Cybersecurity 2022: New Tools, Dynamic Attacks, and Talent Shortage
With cybersecurity evolving at a faster pace than ever, here are some predictions for what to look out for in cybersecurity in 2022.
Enterprises Break Up With the SIEM (or at least try to)
Love them or hate them, SIEMs have been a cybersecurity
fixture for more than two decades. In the face of new technologies making their lives easier, SOC teams will start asking if the SIEM deserves to still be at the center of their operations.
Hybrid Work Models Make Cybersecurity Even More Challenging
With assets roaming between the office and home, security operators have to monitor a larger and more dynamic threat surface and more tools that introduce compounding vulnerabilities. Compromise visibility will be more important than ever.
Cybersecurity Talent Wars Await
Corporations—and threat actors—will compete to secure the signature of in-demand cybersecurity skills, driving payrolls upwards and taking a further chunk out of budgets. Tools that make SOC teams more efficient with quick learning curves may be the key that helps companies cope.
Organizations Large and Small Embrace Response Automation
One way to be more efficient is to automate repetitive and time-consuming tasks. For this, integrated tools and orchestration between people and technology will become even more critical.
Cyber Insurance Becomes Unavoidable
Though governments are forcing organizations to acquire cyber insurance coverage, insurance companies will be more selective about coverage conditions. Organisations will need to demonstrate a strong cybersecurity practice or else cough up higher coverage rates or miss out on coverage altogether.
Ransomware Gangs Launch Stealth Attacks
After some very high-profile attacks in 2021, ransomware gangs like Darkside and REvil vanished and federal responses intensified. Large attacks will make use of zero days and seek to covertly infiltrate and silently obtain payment.

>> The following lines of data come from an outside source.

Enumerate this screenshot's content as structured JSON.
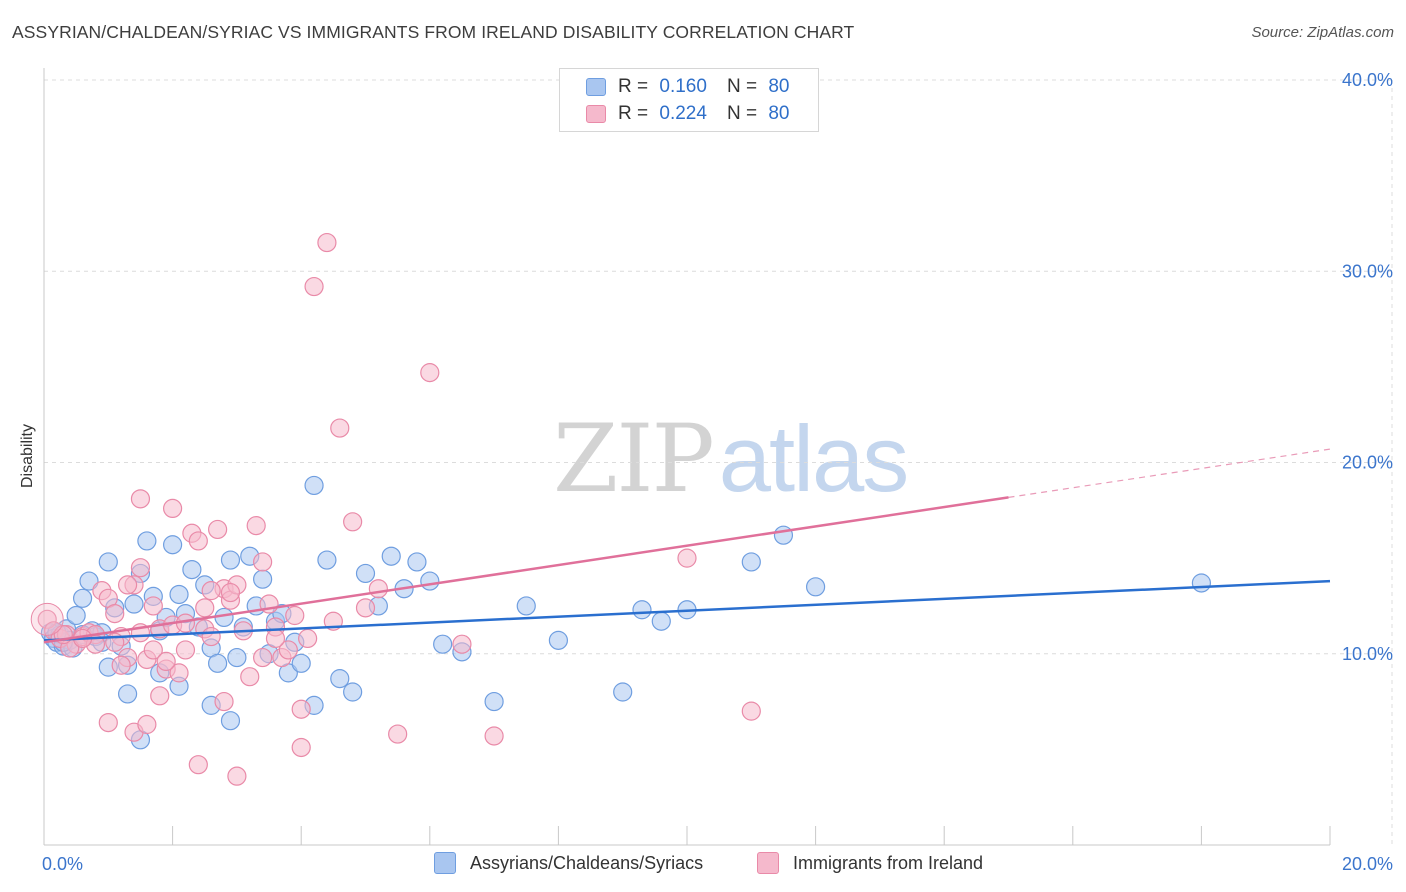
{
  "header": {
    "title": "ASSYRIAN/CHALDEAN/SYRIAC VS IMMIGRANTS FROM IRELAND DISABILITY CORRELATION CHART",
    "source": "Source: ZipAtlas.com"
  },
  "watermark": {
    "zip": "ZIP",
    "atlas": "atlas"
  },
  "legend": {
    "rows": [
      {
        "r_label": "R =",
        "r_value": "0.160",
        "n_label": "N =",
        "n_value": "80",
        "color": "#a9c6f0"
      },
      {
        "r_label": "R =",
        "r_value": "0.224",
        "n_label": "N =",
        "n_value": "80",
        "color": "#f5b9cc"
      }
    ]
  },
  "bottom_legend": {
    "series_a": "Assyrians/Chaldeans/Syriacs",
    "series_b": "Immigrants from Ireland"
  },
  "colors": {
    "series_a_fill": "#a9c6f0",
    "series_a_stroke": "#6f9ee0",
    "series_a_line": "#2a6fcf",
    "series_b_fill": "#f5b9cc",
    "series_b_stroke": "#e98aa8",
    "series_b_line": "#e0709a",
    "tick_label": "#3b75cc",
    "grid": "#dcdcdc"
  },
  "chart_data": {
    "type": "scatter",
    "title": "ASSYRIAN/CHALDEAN/SYRIAC VS IMMIGRANTS FROM IRELAND DISABILITY CORRELATION CHART",
    "xlabel": "",
    "ylabel": "Disability",
    "xlim": [
      0,
      20
    ],
    "ylim": [
      0,
      40
    ],
    "x_tick_labels": [
      "0.0%",
      "20.0%"
    ],
    "y_ticks": [
      10,
      20,
      30,
      40
    ],
    "y_tick_labels": [
      "10.0%",
      "20.0%",
      "30.0%",
      "40.0%"
    ],
    "grid": "horizontal dashed",
    "legend_position": "top-center",
    "series": [
      {
        "name": "Assyrians/Chaldeans/Syriacs",
        "R": 0.16,
        "N": 80,
        "trend": {
          "x": [
            0,
            20
          ],
          "y": [
            10.7,
            13.8
          ],
          "dashed_from": null
        },
        "points": [
          [
            0.1,
            11.1
          ],
          [
            0.15,
            10.8
          ],
          [
            0.2,
            10.6
          ],
          [
            0.25,
            11.0
          ],
          [
            0.3,
            10.4
          ],
          [
            0.35,
            11.3
          ],
          [
            0.4,
            10.7
          ],
          [
            0.45,
            10.3
          ],
          [
            0.5,
            12.0
          ],
          [
            0.6,
            12.9
          ],
          [
            0.7,
            13.8
          ],
          [
            0.75,
            11.2
          ],
          [
            0.8,
            10.9
          ],
          [
            0.9,
            11.1
          ],
          [
            1.0,
            9.3
          ],
          [
            1.1,
            12.4
          ],
          [
            1.2,
            10.4
          ],
          [
            1.3,
            9.4
          ],
          [
            1.4,
            12.6
          ],
          [
            1.5,
            14.2
          ],
          [
            1.6,
            15.9
          ],
          [
            1.7,
            13.0
          ],
          [
            1.8,
            11.2
          ],
          [
            1.9,
            11.9
          ],
          [
            2.0,
            15.7
          ],
          [
            2.1,
            13.1
          ],
          [
            2.2,
            12.1
          ],
          [
            2.3,
            14.4
          ],
          [
            2.4,
            11.4
          ],
          [
            2.5,
            13.6
          ],
          [
            2.6,
            10.3
          ],
          [
            2.7,
            9.5
          ],
          [
            2.8,
            11.9
          ],
          [
            2.9,
            14.9
          ],
          [
            3.0,
            9.8
          ],
          [
            3.1,
            11.4
          ],
          [
            3.2,
            15.1
          ],
          [
            3.3,
            12.5
          ],
          [
            3.4,
            13.9
          ],
          [
            3.5,
            10.0
          ],
          [
            3.6,
            11.7
          ],
          [
            3.7,
            12.1
          ],
          [
            3.8,
            9.0
          ],
          [
            3.9,
            10.6
          ],
          [
            4.0,
            9.5
          ],
          [
            4.2,
            7.3
          ],
          [
            4.4,
            14.9
          ],
          [
            4.6,
            8.7
          ],
          [
            4.8,
            8.0
          ],
          [
            5.0,
            14.2
          ],
          [
            5.2,
            12.5
          ],
          [
            5.4,
            15.1
          ],
          [
            5.6,
            13.4
          ],
          [
            5.8,
            14.8
          ],
          [
            6.0,
            13.8
          ],
          [
            6.2,
            10.5
          ],
          [
            6.5,
            10.1
          ],
          [
            7.0,
            7.5
          ],
          [
            7.5,
            12.5
          ],
          [
            8.0,
            10.7
          ],
          [
            9.0,
            8.0
          ],
          [
            9.3,
            12.3
          ],
          [
            9.6,
            11.7
          ],
          [
            10.0,
            12.3
          ],
          [
            11.0,
            14.8
          ],
          [
            11.5,
            16.2
          ],
          [
            12.0,
            13.5
          ],
          [
            18.0,
            13.7
          ],
          [
            4.2,
            18.8
          ],
          [
            1.5,
            5.5
          ],
          [
            2.9,
            6.5
          ],
          [
            1.3,
            7.9
          ],
          [
            2.1,
            8.3
          ],
          [
            2.6,
            7.3
          ],
          [
            1.0,
            14.8
          ],
          [
            0.6,
            11.0
          ],
          [
            0.3,
            10.6
          ],
          [
            0.2,
            11.1
          ],
          [
            0.9,
            10.6
          ],
          [
            1.8,
            9.0
          ]
        ]
      },
      {
        "name": "Immigrants from Ireland",
        "R": 0.224,
        "N": 80,
        "trend": {
          "x": [
            0,
            20
          ],
          "y": [
            10.6,
            20.7
          ],
          "dashed_from": 15.0
        },
        "points": [
          [
            0.05,
            11.8
          ],
          [
            0.15,
            11.2
          ],
          [
            0.25,
            10.8
          ],
          [
            0.35,
            11.0
          ],
          [
            0.5,
            10.5
          ],
          [
            0.6,
            10.9
          ],
          [
            0.7,
            11.1
          ],
          [
            0.8,
            11.0
          ],
          [
            0.9,
            13.3
          ],
          [
            1.0,
            12.9
          ],
          [
            1.1,
            12.1
          ],
          [
            1.2,
            10.9
          ],
          [
            1.3,
            9.8
          ],
          [
            1.4,
            13.6
          ],
          [
            1.5,
            11.1
          ],
          [
            1.6,
            9.7
          ],
          [
            1.7,
            10.2
          ],
          [
            1.8,
            11.3
          ],
          [
            1.9,
            9.2
          ],
          [
            2.0,
            11.5
          ],
          [
            2.1,
            9.0
          ],
          [
            2.2,
            10.2
          ],
          [
            2.3,
            16.3
          ],
          [
            2.4,
            15.9
          ],
          [
            2.5,
            11.3
          ],
          [
            2.6,
            10.9
          ],
          [
            2.7,
            16.5
          ],
          [
            2.8,
            13.4
          ],
          [
            2.9,
            12.8
          ],
          [
            3.0,
            13.6
          ],
          [
            3.1,
            11.2
          ],
          [
            3.2,
            8.8
          ],
          [
            3.3,
            16.7
          ],
          [
            3.4,
            14.8
          ],
          [
            3.5,
            12.6
          ],
          [
            3.6,
            11.4
          ],
          [
            3.7,
            9.8
          ],
          [
            3.8,
            10.2
          ],
          [
            3.9,
            12.0
          ],
          [
            4.0,
            7.1
          ],
          [
            4.2,
            29.2
          ],
          [
            4.4,
            31.5
          ],
          [
            4.6,
            21.8
          ],
          [
            4.8,
            16.9
          ],
          [
            5.0,
            12.4
          ],
          [
            5.2,
            13.4
          ],
          [
            5.5,
            5.8
          ],
          [
            6.0,
            24.7
          ],
          [
            6.5,
            10.5
          ],
          [
            7.0,
            5.7
          ],
          [
            10.0,
            15.0
          ],
          [
            11.0,
            7.0
          ],
          [
            1.5,
            18.1
          ],
          [
            2.0,
            17.6
          ],
          [
            1.8,
            7.8
          ],
          [
            2.4,
            4.2
          ],
          [
            1.0,
            6.4
          ],
          [
            3.0,
            3.6
          ],
          [
            4.0,
            5.1
          ],
          [
            1.4,
            5.9
          ],
          [
            1.6,
            6.3
          ],
          [
            0.4,
            10.3
          ],
          [
            0.8,
            10.5
          ],
          [
            1.3,
            13.6
          ],
          [
            0.3,
            11.0
          ],
          [
            0.6,
            10.8
          ],
          [
            1.1,
            10.6
          ],
          [
            1.5,
            14.5
          ],
          [
            1.9,
            9.6
          ],
          [
            2.6,
            13.3
          ],
          [
            2.9,
            13.2
          ],
          [
            3.4,
            9.8
          ],
          [
            4.1,
            10.8
          ],
          [
            1.7,
            12.5
          ],
          [
            2.2,
            11.6
          ],
          [
            2.5,
            12.4
          ],
          [
            3.6,
            10.8
          ],
          [
            1.2,
            9.4
          ],
          [
            2.8,
            7.5
          ],
          [
            4.5,
            11.7
          ]
        ]
      }
    ]
  }
}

Small-time, Large-scale Ransomware Attacks
Conversely, more traditional ransomware methods will target smaller targets like desktops with smaller payouts, but on a larger scale. Increased availability of initial access, malware as a service, and ransomware chains will allow new players to enter the ransomware game.
The Adversary Builds New Alliances
Cybercriminals form new partnerships with those who can facilitate access to the network. Employee involvement will grow as the adversary agrees to share the profit.

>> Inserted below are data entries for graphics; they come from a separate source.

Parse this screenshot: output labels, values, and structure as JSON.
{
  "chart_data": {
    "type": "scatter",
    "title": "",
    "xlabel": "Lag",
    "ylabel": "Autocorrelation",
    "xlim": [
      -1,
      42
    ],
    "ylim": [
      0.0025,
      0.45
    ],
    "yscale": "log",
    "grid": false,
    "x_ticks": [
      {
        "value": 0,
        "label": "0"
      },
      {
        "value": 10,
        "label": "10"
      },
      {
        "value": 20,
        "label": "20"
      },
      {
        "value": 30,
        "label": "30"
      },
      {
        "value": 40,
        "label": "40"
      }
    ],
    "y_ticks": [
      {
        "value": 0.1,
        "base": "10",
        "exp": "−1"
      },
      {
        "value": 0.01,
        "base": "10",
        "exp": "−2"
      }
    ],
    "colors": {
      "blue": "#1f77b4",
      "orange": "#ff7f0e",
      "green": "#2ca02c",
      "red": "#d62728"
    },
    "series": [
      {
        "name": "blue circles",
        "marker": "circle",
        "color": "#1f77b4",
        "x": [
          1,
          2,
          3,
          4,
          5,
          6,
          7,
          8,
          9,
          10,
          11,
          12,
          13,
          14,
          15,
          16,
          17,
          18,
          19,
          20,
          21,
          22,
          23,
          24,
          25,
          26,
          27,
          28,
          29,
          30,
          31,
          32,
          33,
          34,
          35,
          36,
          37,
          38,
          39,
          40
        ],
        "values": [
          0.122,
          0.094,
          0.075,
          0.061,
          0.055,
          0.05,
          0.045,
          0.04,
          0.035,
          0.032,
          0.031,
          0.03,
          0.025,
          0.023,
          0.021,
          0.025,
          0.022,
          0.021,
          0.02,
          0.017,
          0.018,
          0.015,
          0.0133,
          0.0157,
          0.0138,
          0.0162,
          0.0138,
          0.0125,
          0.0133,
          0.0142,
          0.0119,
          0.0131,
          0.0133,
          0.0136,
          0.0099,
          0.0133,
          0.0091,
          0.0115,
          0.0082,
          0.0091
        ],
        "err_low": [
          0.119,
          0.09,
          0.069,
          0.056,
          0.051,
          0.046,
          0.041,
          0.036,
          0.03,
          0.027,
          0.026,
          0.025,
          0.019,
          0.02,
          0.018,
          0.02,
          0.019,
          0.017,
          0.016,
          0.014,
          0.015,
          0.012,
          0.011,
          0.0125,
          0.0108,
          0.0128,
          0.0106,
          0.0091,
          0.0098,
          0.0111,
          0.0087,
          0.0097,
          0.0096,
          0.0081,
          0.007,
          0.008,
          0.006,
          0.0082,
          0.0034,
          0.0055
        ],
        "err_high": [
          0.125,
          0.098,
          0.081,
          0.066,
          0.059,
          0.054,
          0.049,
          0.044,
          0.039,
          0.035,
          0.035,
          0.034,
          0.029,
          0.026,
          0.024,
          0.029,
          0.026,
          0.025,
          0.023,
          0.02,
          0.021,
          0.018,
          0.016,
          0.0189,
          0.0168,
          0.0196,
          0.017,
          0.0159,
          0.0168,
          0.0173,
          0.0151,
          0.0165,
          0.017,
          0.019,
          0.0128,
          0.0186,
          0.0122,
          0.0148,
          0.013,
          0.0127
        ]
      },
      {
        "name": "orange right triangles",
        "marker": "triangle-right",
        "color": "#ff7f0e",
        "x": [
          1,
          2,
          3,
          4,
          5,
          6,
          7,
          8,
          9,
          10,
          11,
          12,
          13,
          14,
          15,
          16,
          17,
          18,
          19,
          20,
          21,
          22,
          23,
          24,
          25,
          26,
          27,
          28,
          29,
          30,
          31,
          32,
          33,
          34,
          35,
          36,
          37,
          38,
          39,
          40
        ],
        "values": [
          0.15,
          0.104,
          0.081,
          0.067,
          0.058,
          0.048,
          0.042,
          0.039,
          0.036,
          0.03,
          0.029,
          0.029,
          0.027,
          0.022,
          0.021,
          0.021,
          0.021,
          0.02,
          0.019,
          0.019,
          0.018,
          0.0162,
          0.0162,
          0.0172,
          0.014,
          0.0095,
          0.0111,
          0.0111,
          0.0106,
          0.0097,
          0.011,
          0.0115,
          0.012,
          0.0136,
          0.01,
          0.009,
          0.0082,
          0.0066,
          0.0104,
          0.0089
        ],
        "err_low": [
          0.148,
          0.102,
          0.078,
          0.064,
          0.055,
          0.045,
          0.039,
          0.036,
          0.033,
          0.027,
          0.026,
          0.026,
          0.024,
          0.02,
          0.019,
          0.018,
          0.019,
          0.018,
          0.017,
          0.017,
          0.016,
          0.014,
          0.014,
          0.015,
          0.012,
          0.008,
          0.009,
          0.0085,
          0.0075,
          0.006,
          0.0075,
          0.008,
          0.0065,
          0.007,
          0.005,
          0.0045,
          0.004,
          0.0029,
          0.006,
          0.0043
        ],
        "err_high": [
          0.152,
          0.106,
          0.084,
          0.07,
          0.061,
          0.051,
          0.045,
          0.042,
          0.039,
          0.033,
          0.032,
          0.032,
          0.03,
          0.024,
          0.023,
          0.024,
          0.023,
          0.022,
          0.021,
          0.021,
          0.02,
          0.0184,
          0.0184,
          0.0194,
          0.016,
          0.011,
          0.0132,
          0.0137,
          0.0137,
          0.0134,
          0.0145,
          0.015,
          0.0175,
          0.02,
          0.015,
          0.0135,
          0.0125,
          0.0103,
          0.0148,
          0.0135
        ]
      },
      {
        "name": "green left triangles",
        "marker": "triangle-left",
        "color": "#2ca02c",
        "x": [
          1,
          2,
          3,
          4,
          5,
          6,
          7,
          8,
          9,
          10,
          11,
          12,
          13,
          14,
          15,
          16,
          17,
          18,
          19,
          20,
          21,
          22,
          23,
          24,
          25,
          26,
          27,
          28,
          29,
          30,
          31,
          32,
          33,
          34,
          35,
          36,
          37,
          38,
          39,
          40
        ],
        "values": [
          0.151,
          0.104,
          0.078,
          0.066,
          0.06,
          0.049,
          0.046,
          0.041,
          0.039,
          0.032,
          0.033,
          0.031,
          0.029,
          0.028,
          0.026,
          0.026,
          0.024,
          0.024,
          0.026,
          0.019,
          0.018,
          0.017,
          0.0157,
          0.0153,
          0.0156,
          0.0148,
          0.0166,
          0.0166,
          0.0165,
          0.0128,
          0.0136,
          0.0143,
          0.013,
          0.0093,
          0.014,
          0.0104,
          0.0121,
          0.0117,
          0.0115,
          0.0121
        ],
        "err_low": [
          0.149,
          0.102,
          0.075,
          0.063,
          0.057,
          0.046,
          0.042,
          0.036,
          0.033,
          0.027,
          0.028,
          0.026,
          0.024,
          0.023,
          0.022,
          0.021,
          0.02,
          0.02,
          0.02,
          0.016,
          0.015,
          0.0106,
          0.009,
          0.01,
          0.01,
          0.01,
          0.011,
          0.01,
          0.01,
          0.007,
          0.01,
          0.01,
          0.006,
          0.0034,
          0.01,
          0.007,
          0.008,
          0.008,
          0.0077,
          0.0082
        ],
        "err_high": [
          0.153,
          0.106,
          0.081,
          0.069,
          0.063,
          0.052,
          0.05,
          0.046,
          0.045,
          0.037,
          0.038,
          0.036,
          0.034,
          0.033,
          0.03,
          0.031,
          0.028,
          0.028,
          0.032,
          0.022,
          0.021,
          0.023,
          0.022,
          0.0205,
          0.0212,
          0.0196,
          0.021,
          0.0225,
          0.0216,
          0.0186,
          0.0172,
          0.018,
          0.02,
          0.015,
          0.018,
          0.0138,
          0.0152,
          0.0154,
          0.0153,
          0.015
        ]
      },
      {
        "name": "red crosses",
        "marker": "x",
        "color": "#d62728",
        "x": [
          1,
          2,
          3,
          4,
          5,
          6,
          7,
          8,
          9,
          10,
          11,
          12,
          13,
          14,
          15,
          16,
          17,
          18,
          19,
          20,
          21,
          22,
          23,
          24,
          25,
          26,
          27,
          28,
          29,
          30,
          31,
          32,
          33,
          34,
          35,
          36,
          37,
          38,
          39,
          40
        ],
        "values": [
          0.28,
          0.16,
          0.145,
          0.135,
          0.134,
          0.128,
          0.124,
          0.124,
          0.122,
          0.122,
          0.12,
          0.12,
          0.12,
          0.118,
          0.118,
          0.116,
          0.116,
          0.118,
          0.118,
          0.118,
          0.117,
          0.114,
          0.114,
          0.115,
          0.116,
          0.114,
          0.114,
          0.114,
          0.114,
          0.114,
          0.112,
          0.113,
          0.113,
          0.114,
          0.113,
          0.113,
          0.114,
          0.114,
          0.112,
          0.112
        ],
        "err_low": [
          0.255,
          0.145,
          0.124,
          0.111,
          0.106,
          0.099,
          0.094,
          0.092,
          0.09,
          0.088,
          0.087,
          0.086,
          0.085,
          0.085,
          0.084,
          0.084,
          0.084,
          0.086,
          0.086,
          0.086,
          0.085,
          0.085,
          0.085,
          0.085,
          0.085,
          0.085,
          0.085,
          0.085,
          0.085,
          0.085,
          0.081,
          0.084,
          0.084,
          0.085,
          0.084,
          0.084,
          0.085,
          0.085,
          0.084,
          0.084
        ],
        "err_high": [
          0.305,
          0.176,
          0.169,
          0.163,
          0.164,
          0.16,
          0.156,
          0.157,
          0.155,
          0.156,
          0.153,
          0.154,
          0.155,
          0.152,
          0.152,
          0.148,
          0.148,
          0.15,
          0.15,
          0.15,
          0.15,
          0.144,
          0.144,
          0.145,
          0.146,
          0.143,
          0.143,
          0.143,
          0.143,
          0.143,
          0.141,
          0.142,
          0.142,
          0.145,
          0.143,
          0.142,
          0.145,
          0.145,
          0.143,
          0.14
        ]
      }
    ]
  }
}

Supply Chains Become Your New Weakest Link
Western supply chains have been proven to not be particularly resilient.
A compromise that grants criminals access to a host of victims and bypasses defenses will be too good an opportunity to pass up.
Visibility Becomes the Anchor of Cybersecurity Operations
As mature cybersecurity systems evolve to lower dwell times, network visibility will become the key to not only quickly detecting compromises, but also obtaining the information necessary to quickly and precisely eradicating threats.